The Naltrexone Pellet/Implant will entirely dissolve and disappear in 3 months. The Naltrexone Injectable will last for 1 month. The pill form of Naltrexone is taken once daily.
RDD Center recommends that Naltrexone medication is continued for a full year to ensure long-term sobriety, giving the patient time and the best chance to learn how to live life without opiates. Whichever form of Naltrexone the patient chooses, they are given a prescription for oral Naltrexone for at least 1 year which can be purchased from any local pharmacy.

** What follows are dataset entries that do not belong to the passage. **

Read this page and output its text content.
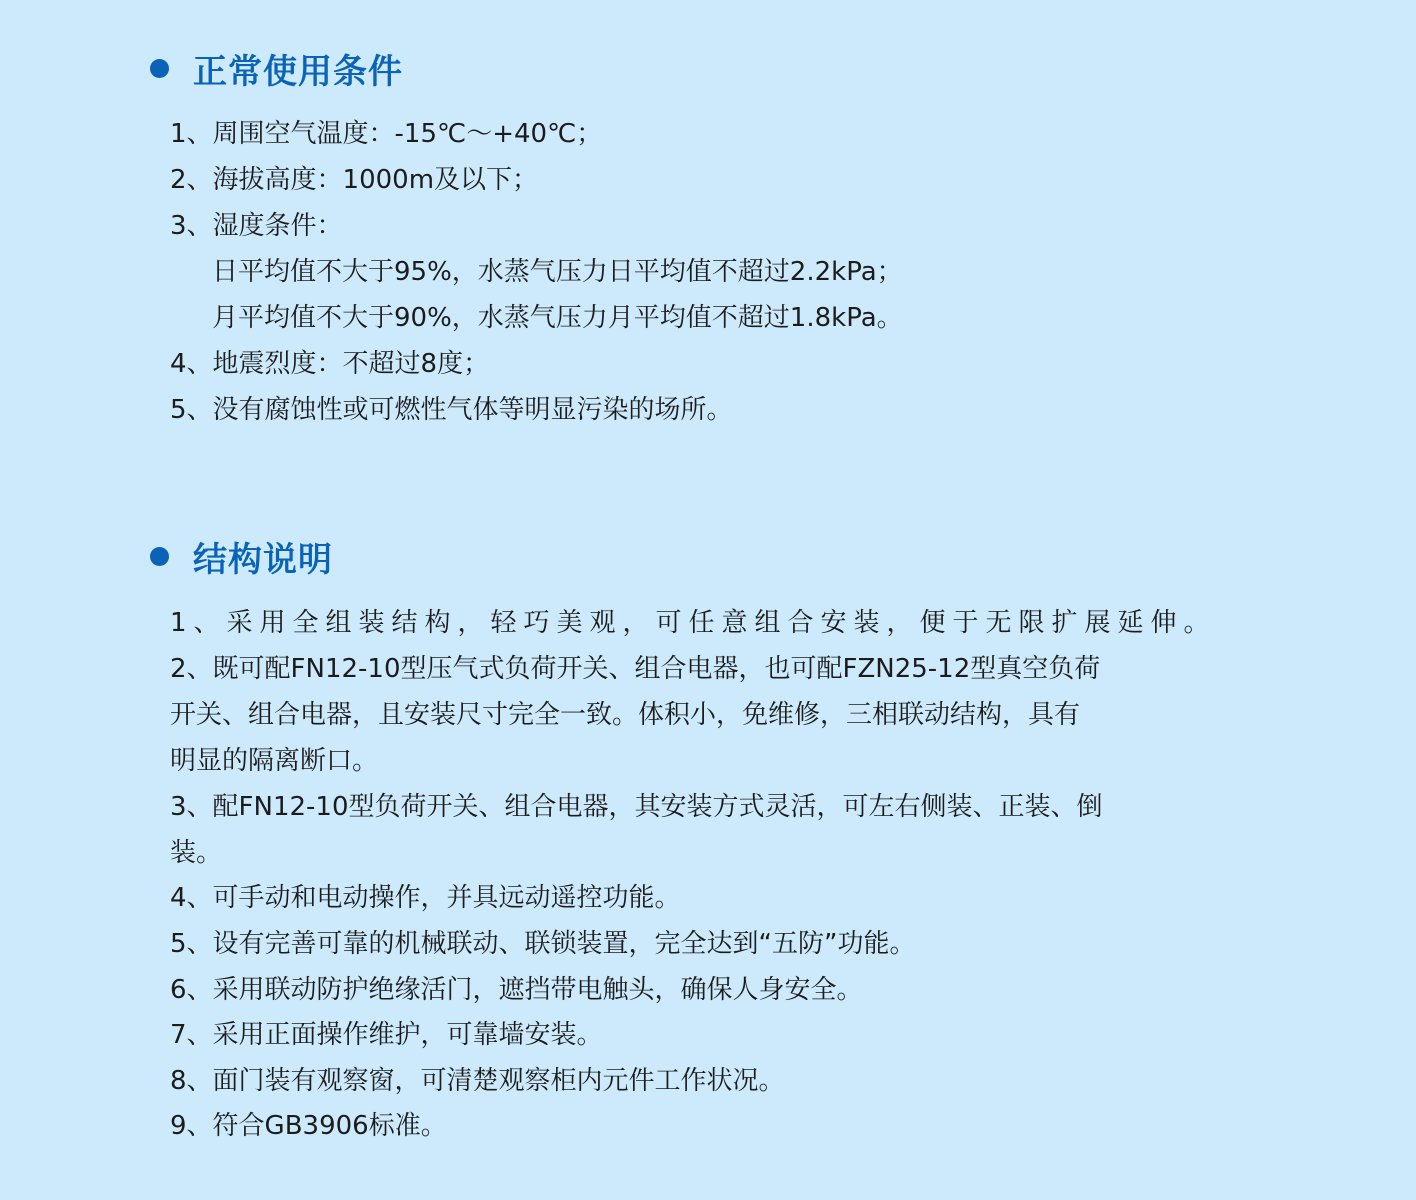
正常使用条件
1、周围空气温度：-15℃～+40℃；
2、海拔高度：1000m及以下；
3、湿度条件：
日平均值不大于95%，水蒸气压力日平均值不超过2.2kPa；
月平均值不大于90%，水蒸气压力月平均值不超过1.8kPa。
4、地震烈度：不超过8度；
5、没有腐蚀性或可燃性气体等明显污染的场所。
结构说明
1、采用全组装结构，轻巧美观，可任意组合安装，便于无限扩展延伸。
2、既可配FN12-10型压气式负荷开关、组合电器，也可配FZN25-12型真空负荷
开关、组合电器，且安装尺寸完全一致。体积小，免维修，三相联动结构，具有
明显的隔离断口。
3、配FN12-10型负荷开关、组合电器，其安装方式灵活，可左右侧装、正装、倒
装。
4、可手动和电动操作，并具远动遥控功能。
5、设有完善可靠的机械联动、联锁装置，完全达到“五防”功能。
6、采用联动防护绝缘活门，遮挡带电触头，确保人身安全。
7、采用正面操作维护，可靠墙安装。
8、面门装有观察窗，可清楚观察柜内元件工作状况。
9、符合GB3906标准。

Naltrexone Therapy is a major reason for many of our patient’s continued success. Some of our patients come back every 1 to 2 months for another implant or injection. Patients like the security this provides. Most are amazed at the lack of cravings for opiates while using Naltrexone. An added side benefit our patients may find when taking Naltrexone is that it may reduce the cravings for sweets and high-fat foods such as cookies, chocolate, cake and ice cream.
Naltrexone Therapy is only started after a person has been detoxed under anesthesia and ‘clean’ from all opiates. Use of Naltrexone while actively using an opiate or still experiencing withdrawal causes extreme pain and suffering for the patient. New patients wanting just Naltrexone Therapy must detox ‘cold turkey’ on their own and have remained off of all opiates for at least 14-28 days, depending on the specific opiate use. These patients are very few because most cannot endure the suffering of a ‘cold turkey’ detox and find it challenging and difficult to stay ‘clean’ for the required time.
WARNING: Patients need to be aware that using opiate drugs with the use of Naltrexone can cause serious health problems and trying to use increased amounts of opiate drugs to “override” the blocking effects of Naltrexone can even cause overdose and death.